Don’t introduce the Trinity. That’s sippery. There’s days I feel I can hold onto it, then there’s days I’m all WTF? about the Trinity.

When do Jewish kids typically learn about the sacrifice of Isaac or the plague of the firstborn? Do they learn about Masada?

I don’t remember not knowing he was crucified, one sees the images all around us in church. But as to how awful a death it was, that was in later grade school or junior high. It got even more gruesome when I was old enough to read about the technical and physical aspects of what a human body goes through when a crucifixion occurs.

Anybody else see the movie Spartacus, with Kirk Douglas? There’s the scene near the end when all the rest of the rebels have been crucified, with two more to go, Spartacus himself and Antoninus. Crassus pits them against each other in a fight to the death. The winner will be crucified. Although the two men are supposed to have a deep friendship they do their best to kill each other, because death on a cross could last for days of torture. You know how bad it must be if dying with a sword in your guts is the better option.

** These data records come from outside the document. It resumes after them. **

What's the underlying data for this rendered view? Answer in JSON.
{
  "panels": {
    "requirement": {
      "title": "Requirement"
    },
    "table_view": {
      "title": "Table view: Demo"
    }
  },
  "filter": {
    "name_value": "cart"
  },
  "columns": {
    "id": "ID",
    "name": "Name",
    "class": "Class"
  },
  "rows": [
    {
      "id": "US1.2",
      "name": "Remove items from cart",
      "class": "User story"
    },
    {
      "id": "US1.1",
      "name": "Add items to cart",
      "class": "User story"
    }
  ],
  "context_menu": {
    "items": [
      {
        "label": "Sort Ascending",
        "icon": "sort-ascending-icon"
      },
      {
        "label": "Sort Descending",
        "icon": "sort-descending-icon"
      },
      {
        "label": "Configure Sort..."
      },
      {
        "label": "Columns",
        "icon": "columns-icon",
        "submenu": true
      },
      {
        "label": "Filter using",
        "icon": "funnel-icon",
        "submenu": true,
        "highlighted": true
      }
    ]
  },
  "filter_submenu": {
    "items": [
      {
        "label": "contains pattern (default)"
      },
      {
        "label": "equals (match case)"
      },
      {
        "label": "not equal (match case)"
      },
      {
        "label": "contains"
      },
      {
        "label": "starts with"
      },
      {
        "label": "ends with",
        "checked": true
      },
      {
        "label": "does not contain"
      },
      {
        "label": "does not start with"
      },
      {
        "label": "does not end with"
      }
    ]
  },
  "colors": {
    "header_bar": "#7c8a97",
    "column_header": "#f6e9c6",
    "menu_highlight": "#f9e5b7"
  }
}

Most people have no choice. Dying is the price you pay for being born. God had other alternatives but he chose to be born and to die as a mortal man.

Now if you start asking why he made that particular choice, things get murky.

Its ubiquity make it seem cartoonish and false to me, so it wasn’t any more horrific than a Halloween costume. It’s on statues and windows and necklaces and bumper stickers and everything else so it hardly seemed to be a serious thing.

Only decades later when I learned that crucifixion was real and one of the worst forms of torture imaginable did the horror set in. But not regarding Jesus; that bit is still ridiculous to me.

The Crucifiction itself? It was a part of what you had to know to be saved. So 5 or 6 for me. Though I only gradually became more and more aware of the significance of the events. I mean, death wasn’t even something I understood at that point, let alone that type of pain.

Heck, many Christians today still haven’t fully realized. They freaked out about how bloody Mel Gibson’s movie was. It was relatively tame–Jesus still had an intact body.